Diet for a Hot Planet. The climate crisis at the end of your fork and what you can do about it.

Publisher’s web site

Anna Lappé, Bloomsbury publishing plc, USA, April 2010

In 1971, Frances Moore Lappé’s Diet for a Small Planet sparked a revolution in how we think about hunger, alerting millions to the hidden environmental and social impacts of our food choices. Now, nearly four decades later, her daughter, Anna Lappé, picks up the conversation. In her new book, the younger Lappé exposes another hidden cost of our food system: the climate crisis.

While you may not think “global warming” when you sit down to dinner, our tangled web of global food—from Pop-Tarts packaged in Tennessee and eaten in Texas to pork chops raised in Poland, with feed from Brazil, then shipped to South Korea—is connected to as much as one third of total greenhouse-gas emissions. Livestock alone is associated with more emissions than all of the world’s transportation combined. Move over, Hummer. Say hello to the hamburger.

If we’re serious about the climate crisis, says Lappé, we have to talk about food.
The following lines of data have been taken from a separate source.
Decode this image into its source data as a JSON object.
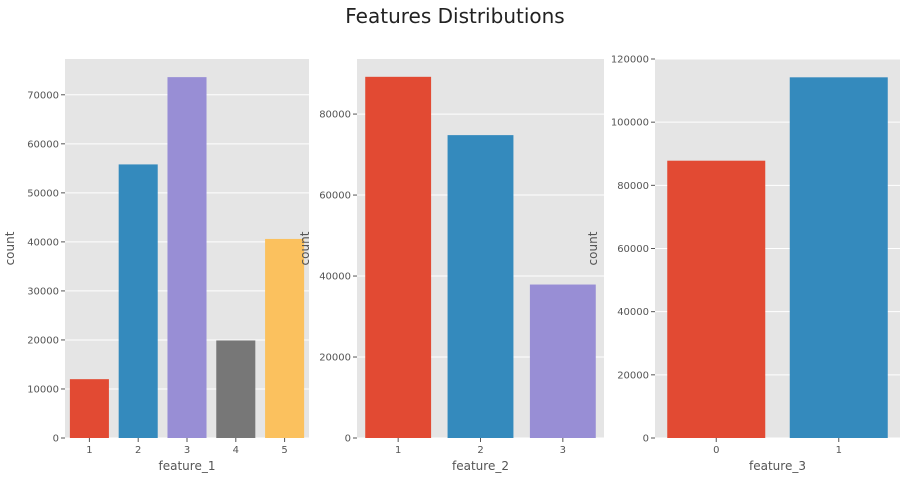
{
  "title": "Features Distributions",
  "chart_data": [
    {
      "type": "bar",
      "categories": [
        "1",
        "2",
        "3",
        "4",
        "5"
      ],
      "values": [
        12000,
        55800,
        73600,
        19900,
        40600
      ],
      "colors": [
        "#E24A33",
        "#348ABD",
        "#988ED5",
        "#777777",
        "#FBC15E"
      ],
      "xlabel": "feature_1",
      "ylabel": "count",
      "ylim": [
        0,
        77300
      ],
      "yticks": [
        0,
        10000,
        20000,
        30000,
        40000,
        50000,
        60000,
        70000
      ],
      "grid": true
    },
    {
      "type": "bar",
      "categories": [
        "1",
        "2",
        "3"
      ],
      "values": [
        89200,
        74800,
        37900
      ],
      "colors": [
        "#E24A33",
        "#348ABD",
        "#988ED5"
      ],
      "xlabel": "feature_2",
      "ylabel": "count",
      "ylim": [
        0,
        93600
      ],
      "yticks": [
        0,
        20000,
        40000,
        60000,
        80000
      ],
      "grid": true
    },
    {
      "type": "bar",
      "categories": [
        "0",
        "1"
      ],
      "values": [
        87800,
        114200
      ],
      "colors": [
        "#E24A33",
        "#348ABD"
      ],
      "xlabel": "feature_3",
      "ylabel": "count",
      "ylim": [
        0,
        120000
      ],
      "yticks": [
        0,
        20000,
        40000,
        60000,
        80000,
        100000,
        120000
      ],
      "grid": true
    }
  ]
}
In this groundbreaking book, Lappé exposes the interests resisting this conversation and the spin tactics companies are employing to deflect the heat. With seven principles for a climate-friendly diet and success stories from sustainable food advocates around the globe, she offers a vision of a food system that can be part of healing the planet. An engaging call to action, Diet for a Hot Planet delivers a hopeful message during troubling times.